Imagine a fiber’s tale. “I am a fiber, and my nickname is “Tough Carb”. Together with my sibling soluble and insoluble kinds, I am largely wrapped up in foods like fruits, vegetables and whole grains. Passing through your body, I bind with fats, help nutrients get better absorbed, move the bulk through the intestines, and promote a faster traffic to eliminate the waste your body doesn’t want. At the end, I still survive – remaining unbroken.”
What a fabulous job done by a “personal healthcare agent”! Well, I have more good news for you – Research indicates that a diet high in fiber can lower colon cancer risk. Specifically, every 10 grams of daily fiber intake reduces the risk of colon cancer by 10%.
Now the questions are how much fiber you need each day and how you can meet your goal to prevent colon cancer? Here I offer 5 meal-strategies that can help you effortlessly incorporate fiber into your daily diet and support the healthier, happier colon.
How much fiber do we need?
It is recommended that we eat 25-35 grams (g) of fiber per day. Sounds impossible or difficult? Don’t worry. A rule of thumb is – consume at least 5 servings of fruits and vegetables and 3 servings of whole grains each day. This is based on the fact that fiber is abundant in whole grains, fruits and vegetables, nuts and legumes.
Here are 5 meal-strategies to get your 25-35 grams each day with ease:
1. Breakfast: Have oatmeal or high-fiber cereal, fiber-rich breads or English Muffins, and more desirable, add fruits.
Breakfast is the most important meal of a day. However, many people skip it. Think about this. A cup of rolled oats (dry) contains nearly 10 g of fiber, and Quaker Instant Oatmeal (3 g of fiber per pack) is also available in all grocery stores. So, if you have 2 packages of oatmeal (6 g of fiber), a slice of whole wheat bread (5-6 g of fiber per slice; depending on brands), and add some fruits like berries, bananas or raisins to your cereal or oatmeal (extra 1-2 g fiber), you’ve got a nice jumpstart, and it’s not hard. Plus, a bonus gain – fiber can boost your energy for a fantastic day ahead!

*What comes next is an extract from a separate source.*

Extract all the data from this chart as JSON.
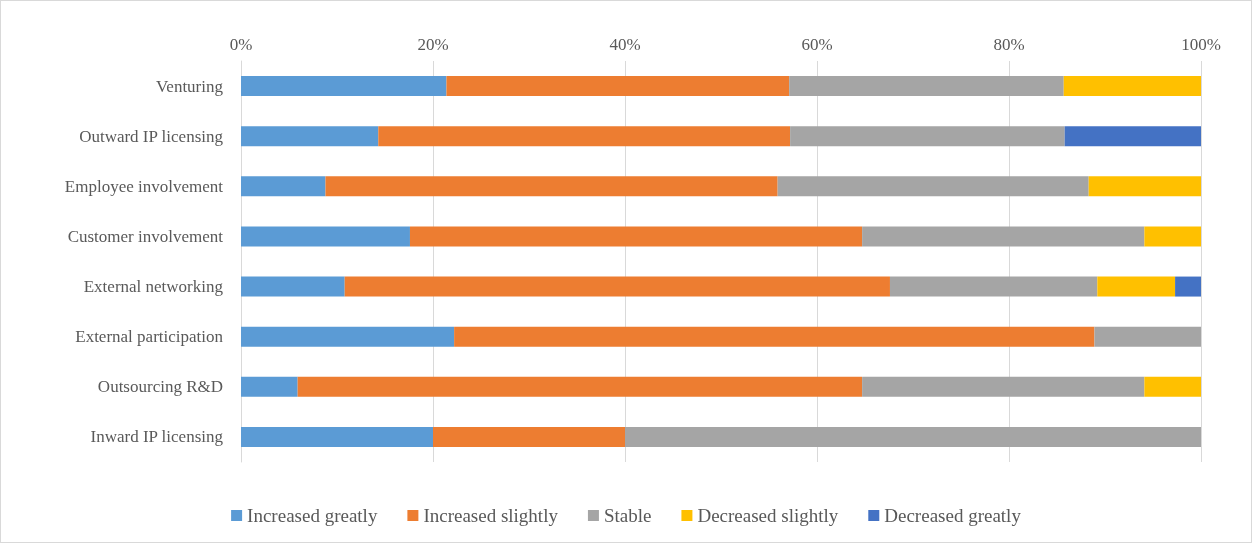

2. Lunch: Eat plenty of veggies and beans. Use whole wheat or whole grain bread to make your sandwiches. Have an apple as a part of salad or desert. Broccoli, one of anti-cancer foods, holds a good supply of fiber; 4.0 g per ½ cup (raw), 5.0 g in 4 spears (frozen) and 9.3 g per cup (fresh, cooked). Beans and fish (esp. salmon) are also excellent protein sources to replace animal meat.
3. Dinner: Eat whole-wheat pasta, brown rice or potato (with skin), plus a variety of vegetables and olive oil. Add beans to your soup. Do you know cooked black beans contain 19.4 g of fiber per cup? How about whole-wheat pasta with chicken and colorful veggies?
4. Snacks: Take All-bran, Multi-grain crackers or high-fiber bars, fresh or dried fruits, as well as nuts and seeds, when you on the go. Fig is one of the highest fiber sources. Try Nature Bakery’s Whole Wheat Figgy Bars or Whole Wheat Blueberry Figgy Bars, they are individually-wrapped, delicious, and reward you another 2-4 g of fiber (2 g fiber per serving, 2 serving per pack). (But I’m not paid for “Ads”. )
5. Drinks: Drink more fruit/Veggie juice (fiber-rich) or soy milk (1-1.5 g of diary fiber in per 8 oz cup). See Martha Stewart’s recipes of making delicious green juice at home, which are affordable too.
Eventually, it’s your choice to include foods you desire. But the key is to eat a lot of fiber-rich foods (i.e. plan-based food).
Some folks consider that healthy foods taste boring, especially those from the grocery stores. I sympathize that, and the fix is – to get fresh fruits and vegetables from your local farmers’ market; those foods are yummy and refreshing!
As a final note, a balanced, fiber-rich diet is not the only tool to prevent colon cancer; exercise should go hand-in-hand with it.